Hace dos semanas, tenía 4.700 seguidores en Instagram. Había publicado dos veces durante todo el año.
Entonces un creador de contenidos argentino llamado Valen Scarsini, que se comercializa online como El Scarso, se puso a buscar al futbolista menos famoso del Mundial de 2026. Clasificó a los 1.248 jugadores registrados y aterrizó en Payne. Le dijo a su audiencia que aquí había un hombre que nos unía a todos, un futbolista al que podíamos apoyar sin importar su nacionalidad, y que la misión era simplemente hacerlo famoso. Inunda sus publicaciones. Mencionarlo en todas partes. Crea una leyenda en las redes sociales desde cero. Un pequeño rasguño de Kiwi.
Vi a un joven Steven Bartlett hacer esto hace una década en una conferencia. Inventó un fenómeno de 16 años llamado Rex Secco y luego utilizó las habilidades digitales de su agencia Social Chain para que la estrella del fútbol ficticia fuera tendencia en las redes sociales. Los resultados fueron impresionantes pero dejaron un regusto desagradable. El truco confirmó las capacidades de Social Chain, junto con las posibilidades de manipulación en el corazón de la vida digital.

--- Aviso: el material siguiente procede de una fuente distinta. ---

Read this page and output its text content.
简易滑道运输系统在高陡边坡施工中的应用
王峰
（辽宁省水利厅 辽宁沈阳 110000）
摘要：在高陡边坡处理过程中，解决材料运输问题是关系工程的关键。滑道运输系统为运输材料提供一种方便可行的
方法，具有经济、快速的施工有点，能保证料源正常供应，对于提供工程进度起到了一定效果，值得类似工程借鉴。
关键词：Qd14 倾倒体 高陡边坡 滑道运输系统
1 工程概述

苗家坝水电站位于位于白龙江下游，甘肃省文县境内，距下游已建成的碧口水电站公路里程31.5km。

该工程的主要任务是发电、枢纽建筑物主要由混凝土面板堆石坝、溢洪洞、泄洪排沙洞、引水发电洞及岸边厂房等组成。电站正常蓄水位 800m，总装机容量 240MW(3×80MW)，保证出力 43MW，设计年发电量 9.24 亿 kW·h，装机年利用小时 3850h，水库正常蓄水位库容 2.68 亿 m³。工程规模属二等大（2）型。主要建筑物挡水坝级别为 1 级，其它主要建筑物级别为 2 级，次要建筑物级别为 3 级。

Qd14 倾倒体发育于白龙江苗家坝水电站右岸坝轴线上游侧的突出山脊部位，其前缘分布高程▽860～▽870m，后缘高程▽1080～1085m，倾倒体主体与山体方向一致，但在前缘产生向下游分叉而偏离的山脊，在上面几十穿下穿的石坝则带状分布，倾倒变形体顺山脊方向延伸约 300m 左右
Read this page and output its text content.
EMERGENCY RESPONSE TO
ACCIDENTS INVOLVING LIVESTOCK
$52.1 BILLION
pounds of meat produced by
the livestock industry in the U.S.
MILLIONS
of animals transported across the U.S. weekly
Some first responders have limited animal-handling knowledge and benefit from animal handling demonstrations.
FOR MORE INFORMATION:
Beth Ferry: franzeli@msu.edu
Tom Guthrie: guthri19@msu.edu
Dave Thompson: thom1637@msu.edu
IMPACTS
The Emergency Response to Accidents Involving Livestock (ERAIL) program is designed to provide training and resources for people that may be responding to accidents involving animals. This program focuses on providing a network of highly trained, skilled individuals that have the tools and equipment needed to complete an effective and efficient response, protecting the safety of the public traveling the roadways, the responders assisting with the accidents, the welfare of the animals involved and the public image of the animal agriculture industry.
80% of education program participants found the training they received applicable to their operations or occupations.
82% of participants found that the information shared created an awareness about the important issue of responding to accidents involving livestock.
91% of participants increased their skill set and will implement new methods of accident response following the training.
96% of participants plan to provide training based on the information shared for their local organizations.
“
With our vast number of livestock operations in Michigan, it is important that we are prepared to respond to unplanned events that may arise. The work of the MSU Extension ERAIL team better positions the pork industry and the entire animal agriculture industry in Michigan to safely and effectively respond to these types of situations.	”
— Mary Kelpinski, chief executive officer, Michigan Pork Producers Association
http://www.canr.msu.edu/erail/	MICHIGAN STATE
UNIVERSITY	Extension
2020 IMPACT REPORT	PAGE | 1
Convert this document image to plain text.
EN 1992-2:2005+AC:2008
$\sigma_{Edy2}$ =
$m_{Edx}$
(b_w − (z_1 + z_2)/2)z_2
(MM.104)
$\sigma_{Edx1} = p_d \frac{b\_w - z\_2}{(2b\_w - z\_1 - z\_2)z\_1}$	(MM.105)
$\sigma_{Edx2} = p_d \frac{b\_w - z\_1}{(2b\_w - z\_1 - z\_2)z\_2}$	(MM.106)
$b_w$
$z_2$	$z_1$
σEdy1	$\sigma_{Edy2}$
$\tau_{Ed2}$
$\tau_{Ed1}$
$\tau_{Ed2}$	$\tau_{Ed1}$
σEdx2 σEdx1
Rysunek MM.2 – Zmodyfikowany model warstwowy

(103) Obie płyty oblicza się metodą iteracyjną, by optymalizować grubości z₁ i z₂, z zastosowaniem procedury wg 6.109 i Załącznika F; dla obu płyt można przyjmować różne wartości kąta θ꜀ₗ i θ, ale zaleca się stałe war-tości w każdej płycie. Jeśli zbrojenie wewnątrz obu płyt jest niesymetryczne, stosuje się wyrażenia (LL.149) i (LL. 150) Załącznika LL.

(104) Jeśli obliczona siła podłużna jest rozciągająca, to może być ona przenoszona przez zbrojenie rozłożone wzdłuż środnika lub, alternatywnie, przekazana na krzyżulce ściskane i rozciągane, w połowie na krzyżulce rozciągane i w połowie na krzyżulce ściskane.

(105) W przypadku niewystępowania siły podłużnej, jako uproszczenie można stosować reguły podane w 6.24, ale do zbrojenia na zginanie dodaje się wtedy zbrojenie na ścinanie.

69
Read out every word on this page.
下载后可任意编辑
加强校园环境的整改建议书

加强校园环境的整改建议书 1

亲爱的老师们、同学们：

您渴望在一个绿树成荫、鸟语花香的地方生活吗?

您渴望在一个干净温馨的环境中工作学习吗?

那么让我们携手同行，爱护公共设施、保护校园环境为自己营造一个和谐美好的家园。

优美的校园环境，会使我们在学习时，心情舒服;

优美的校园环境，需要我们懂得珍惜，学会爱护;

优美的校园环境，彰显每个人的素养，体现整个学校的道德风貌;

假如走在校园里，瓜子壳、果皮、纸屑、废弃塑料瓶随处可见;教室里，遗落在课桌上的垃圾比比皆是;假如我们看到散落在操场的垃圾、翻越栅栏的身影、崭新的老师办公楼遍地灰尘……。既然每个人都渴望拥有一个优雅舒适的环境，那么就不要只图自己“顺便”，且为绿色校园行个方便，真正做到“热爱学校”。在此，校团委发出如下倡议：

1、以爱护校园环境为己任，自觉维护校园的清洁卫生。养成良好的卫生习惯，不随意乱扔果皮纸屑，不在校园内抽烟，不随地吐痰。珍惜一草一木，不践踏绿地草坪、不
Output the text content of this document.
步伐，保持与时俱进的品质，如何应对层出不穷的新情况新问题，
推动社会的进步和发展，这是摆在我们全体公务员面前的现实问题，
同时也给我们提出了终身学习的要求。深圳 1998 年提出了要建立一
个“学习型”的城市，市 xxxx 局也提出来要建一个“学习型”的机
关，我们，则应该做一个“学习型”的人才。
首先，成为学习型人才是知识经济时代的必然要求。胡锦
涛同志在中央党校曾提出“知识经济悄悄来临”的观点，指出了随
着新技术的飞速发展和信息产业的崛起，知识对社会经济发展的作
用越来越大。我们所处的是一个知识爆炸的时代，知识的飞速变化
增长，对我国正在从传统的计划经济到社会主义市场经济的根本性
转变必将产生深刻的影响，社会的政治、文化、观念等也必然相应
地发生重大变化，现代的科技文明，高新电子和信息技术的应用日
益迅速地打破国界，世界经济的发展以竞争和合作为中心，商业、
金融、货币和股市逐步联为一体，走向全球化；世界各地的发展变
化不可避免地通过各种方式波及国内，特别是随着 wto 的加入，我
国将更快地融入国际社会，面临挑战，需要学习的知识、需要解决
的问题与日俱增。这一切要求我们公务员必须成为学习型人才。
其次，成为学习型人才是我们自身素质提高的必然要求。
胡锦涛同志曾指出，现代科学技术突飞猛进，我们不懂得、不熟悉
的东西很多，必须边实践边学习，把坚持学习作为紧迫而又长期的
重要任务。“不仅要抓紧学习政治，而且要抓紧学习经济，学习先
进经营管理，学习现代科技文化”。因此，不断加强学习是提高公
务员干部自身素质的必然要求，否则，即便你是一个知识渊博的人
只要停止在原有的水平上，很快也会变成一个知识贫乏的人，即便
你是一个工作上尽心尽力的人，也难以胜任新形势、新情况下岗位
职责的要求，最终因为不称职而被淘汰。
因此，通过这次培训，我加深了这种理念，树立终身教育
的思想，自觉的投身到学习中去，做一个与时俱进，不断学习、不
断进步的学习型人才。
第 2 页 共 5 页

Un agujero del tamaño de Rusia en la autenticidad de la cultura.
Al menos Tim Payne es real.
Incluso si su nueva fama no lo es, El Scarso trabajó a una velocidad que debería asustar a cualquiera que se dedique a vender marketing para ganarse la vida. Payne superó el millón de seguidores en 24 horas. Cuando conoció a Scarsini en el campo de entrenamiento de Nueva Zelanda en Florida la semana pasada, el número había superado los 5 millones en Instagram. [It’s up another 400k since Mark wrote this.]
Hay una canción. Hay pegatinas. El hombre que no pudo conseguir una multa de estacionamiento en marzo ahora recibe 50.000 comentarios en una sola publicación que marca su 50° límite.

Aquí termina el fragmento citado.